Why Is Personal Fall Protection so Important?
According to OSHA Publication 2056, there are nearly 6,000 workplace fatalities in the United States and 50,000 deaths due to workplace-related illnesses each year. Also, there are 5.7 million non-fatal workplace injuries, and those injuries alone cost U.S. businesses over $125 billion annually.
Falls are the leading cause of death in the construction industry, and most fatalities happen when employees fall from open-sided floors and through floor openings. Falls from as little as 4’ to 6’ can cause long-term time away from work, or death, which means all open-sided floors and platforms 6’ or more in height must be guarded.
Personal fall protection involves the use of several components, including:
- Anchor point
- Self-retracting lanyard (SRL)
What is an anchor point? Anchor points serve as the secure point for lanyards, lifelines, or other deceleration devices, which is part of the short lanyard attached to the rope grab and body harness.
There are two types of anchor points:
With temporary anchor points, employees should use solid structures, such as structural support members.
Permanent anchorage points must be designed by a qualified person and approved by a registered professional engineer. These points must have a safety factor of at least twice the maximum anticipated force during a fall. ( Download: Inspecting Fall protection Equipment Forms )
When Are Harnesses Required to Be Used?
ANSI defines an “active” fall protection system as “a means of providing fall protection that requires workers to take specific actions, including wearing, and otherwise using personal fall protection equipment and following prescribed procedures. Examples include travel restraint and fall arrest systems.”

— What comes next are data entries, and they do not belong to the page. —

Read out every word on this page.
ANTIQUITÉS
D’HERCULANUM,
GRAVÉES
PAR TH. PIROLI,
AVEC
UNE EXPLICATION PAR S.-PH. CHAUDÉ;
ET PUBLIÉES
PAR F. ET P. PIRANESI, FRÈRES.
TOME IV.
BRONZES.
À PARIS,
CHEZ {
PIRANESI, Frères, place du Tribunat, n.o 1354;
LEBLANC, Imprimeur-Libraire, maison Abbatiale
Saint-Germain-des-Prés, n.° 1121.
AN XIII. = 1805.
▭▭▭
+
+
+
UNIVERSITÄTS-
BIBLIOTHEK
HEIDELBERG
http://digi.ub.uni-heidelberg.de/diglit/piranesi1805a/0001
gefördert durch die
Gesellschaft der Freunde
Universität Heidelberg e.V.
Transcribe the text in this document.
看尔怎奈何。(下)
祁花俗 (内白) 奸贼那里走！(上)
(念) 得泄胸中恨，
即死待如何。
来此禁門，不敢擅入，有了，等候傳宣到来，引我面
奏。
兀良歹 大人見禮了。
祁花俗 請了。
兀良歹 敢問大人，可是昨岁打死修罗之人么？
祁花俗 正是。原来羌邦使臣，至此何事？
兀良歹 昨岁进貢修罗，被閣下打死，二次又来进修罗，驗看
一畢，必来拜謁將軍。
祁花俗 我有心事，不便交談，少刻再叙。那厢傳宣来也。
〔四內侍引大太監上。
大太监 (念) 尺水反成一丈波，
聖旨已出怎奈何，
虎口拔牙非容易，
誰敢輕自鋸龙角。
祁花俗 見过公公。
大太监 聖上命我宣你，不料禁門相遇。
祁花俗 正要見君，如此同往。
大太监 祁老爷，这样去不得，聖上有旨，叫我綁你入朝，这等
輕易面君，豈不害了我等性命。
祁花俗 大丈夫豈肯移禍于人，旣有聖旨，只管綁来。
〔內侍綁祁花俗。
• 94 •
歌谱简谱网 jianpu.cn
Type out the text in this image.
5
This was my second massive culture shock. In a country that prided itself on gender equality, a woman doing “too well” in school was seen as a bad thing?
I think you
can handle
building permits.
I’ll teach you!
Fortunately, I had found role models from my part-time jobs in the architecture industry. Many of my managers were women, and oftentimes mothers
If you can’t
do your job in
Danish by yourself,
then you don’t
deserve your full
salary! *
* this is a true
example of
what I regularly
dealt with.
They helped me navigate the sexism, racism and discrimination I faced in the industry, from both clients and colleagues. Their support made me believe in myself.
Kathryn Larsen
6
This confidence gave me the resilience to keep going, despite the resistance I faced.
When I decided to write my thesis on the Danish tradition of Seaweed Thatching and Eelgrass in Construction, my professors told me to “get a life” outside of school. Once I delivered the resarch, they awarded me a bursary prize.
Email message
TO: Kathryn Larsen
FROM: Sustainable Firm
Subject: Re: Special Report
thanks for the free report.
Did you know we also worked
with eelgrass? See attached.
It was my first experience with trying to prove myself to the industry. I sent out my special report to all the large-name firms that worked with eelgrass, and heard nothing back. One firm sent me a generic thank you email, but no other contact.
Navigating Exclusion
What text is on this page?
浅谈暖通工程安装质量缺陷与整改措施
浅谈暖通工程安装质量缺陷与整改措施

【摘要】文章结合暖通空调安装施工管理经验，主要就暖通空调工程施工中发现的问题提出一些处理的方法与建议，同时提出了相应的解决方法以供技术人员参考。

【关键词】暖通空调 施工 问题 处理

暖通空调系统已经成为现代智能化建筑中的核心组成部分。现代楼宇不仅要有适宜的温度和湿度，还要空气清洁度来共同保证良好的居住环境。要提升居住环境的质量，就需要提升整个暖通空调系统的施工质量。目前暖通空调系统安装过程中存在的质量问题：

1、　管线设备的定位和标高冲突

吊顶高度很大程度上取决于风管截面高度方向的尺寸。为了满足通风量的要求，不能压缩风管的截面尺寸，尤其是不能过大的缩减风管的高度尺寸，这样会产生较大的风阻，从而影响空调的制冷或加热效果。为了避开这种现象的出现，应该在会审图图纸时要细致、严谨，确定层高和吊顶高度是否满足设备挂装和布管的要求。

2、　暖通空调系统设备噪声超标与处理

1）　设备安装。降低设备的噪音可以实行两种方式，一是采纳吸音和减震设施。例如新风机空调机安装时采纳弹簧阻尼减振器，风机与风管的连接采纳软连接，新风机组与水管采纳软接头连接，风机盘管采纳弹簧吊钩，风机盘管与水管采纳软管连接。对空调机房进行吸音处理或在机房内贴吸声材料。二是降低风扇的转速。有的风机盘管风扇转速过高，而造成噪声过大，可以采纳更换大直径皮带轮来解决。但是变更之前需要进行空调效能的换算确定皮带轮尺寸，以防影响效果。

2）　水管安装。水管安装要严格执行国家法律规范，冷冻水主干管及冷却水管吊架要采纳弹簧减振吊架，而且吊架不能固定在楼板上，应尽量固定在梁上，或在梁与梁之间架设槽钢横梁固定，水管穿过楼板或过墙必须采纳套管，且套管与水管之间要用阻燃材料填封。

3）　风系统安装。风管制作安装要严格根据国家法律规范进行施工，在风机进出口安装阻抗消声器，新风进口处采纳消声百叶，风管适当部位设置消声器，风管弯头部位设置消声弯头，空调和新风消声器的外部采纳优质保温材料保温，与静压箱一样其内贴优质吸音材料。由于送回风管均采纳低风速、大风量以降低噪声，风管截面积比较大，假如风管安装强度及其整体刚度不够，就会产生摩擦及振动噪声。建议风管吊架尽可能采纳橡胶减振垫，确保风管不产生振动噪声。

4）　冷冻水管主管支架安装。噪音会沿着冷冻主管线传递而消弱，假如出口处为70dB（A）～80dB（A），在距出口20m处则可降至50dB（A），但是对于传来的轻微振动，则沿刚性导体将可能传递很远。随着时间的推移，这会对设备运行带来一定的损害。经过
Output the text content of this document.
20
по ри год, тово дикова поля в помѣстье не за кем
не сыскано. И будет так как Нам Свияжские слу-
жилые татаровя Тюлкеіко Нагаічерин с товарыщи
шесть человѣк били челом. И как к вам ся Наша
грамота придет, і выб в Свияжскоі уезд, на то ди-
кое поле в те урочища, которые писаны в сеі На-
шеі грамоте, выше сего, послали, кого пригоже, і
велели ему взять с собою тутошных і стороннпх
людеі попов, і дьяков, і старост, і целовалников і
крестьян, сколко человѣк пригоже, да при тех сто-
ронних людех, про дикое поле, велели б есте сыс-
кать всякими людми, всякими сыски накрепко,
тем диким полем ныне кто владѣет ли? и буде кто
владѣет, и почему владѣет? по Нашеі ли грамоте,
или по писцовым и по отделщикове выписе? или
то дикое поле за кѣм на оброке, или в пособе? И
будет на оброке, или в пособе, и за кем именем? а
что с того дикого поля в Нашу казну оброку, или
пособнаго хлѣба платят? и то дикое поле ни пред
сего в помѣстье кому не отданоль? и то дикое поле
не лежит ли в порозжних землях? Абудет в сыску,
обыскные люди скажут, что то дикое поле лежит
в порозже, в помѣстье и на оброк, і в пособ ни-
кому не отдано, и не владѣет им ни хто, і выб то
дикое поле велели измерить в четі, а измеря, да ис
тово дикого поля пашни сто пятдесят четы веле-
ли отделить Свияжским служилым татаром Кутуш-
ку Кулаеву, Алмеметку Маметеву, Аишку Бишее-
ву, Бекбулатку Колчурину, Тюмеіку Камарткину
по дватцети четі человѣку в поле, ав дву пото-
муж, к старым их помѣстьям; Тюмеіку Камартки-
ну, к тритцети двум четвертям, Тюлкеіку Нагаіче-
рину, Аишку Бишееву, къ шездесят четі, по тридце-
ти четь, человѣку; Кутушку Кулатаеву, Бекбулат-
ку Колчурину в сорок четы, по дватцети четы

OSHA 1926.501(M) defines fall protection as being the responsibility of “each employee on a walking/working surface (horizontal and vertical surface) with an unprotected side or edge which is 6’ (1.8 m) or more above a lower level shall be protected from falling by the use of guardrail systems, safety net systems, or personal fall arrest systems.”
Harnesses and lanyards are used when working on jobs that have a risk of a fall hazard that can’t be removed.
According to the ANSI/ASSP Z359.11 standard, “full-body harnesses (FBHs) should be used in occupations requiring personal protection against falls from heights, and if required, shall allow for the specialized functions of travel restraint, positioning, suspension, and/or rescue.”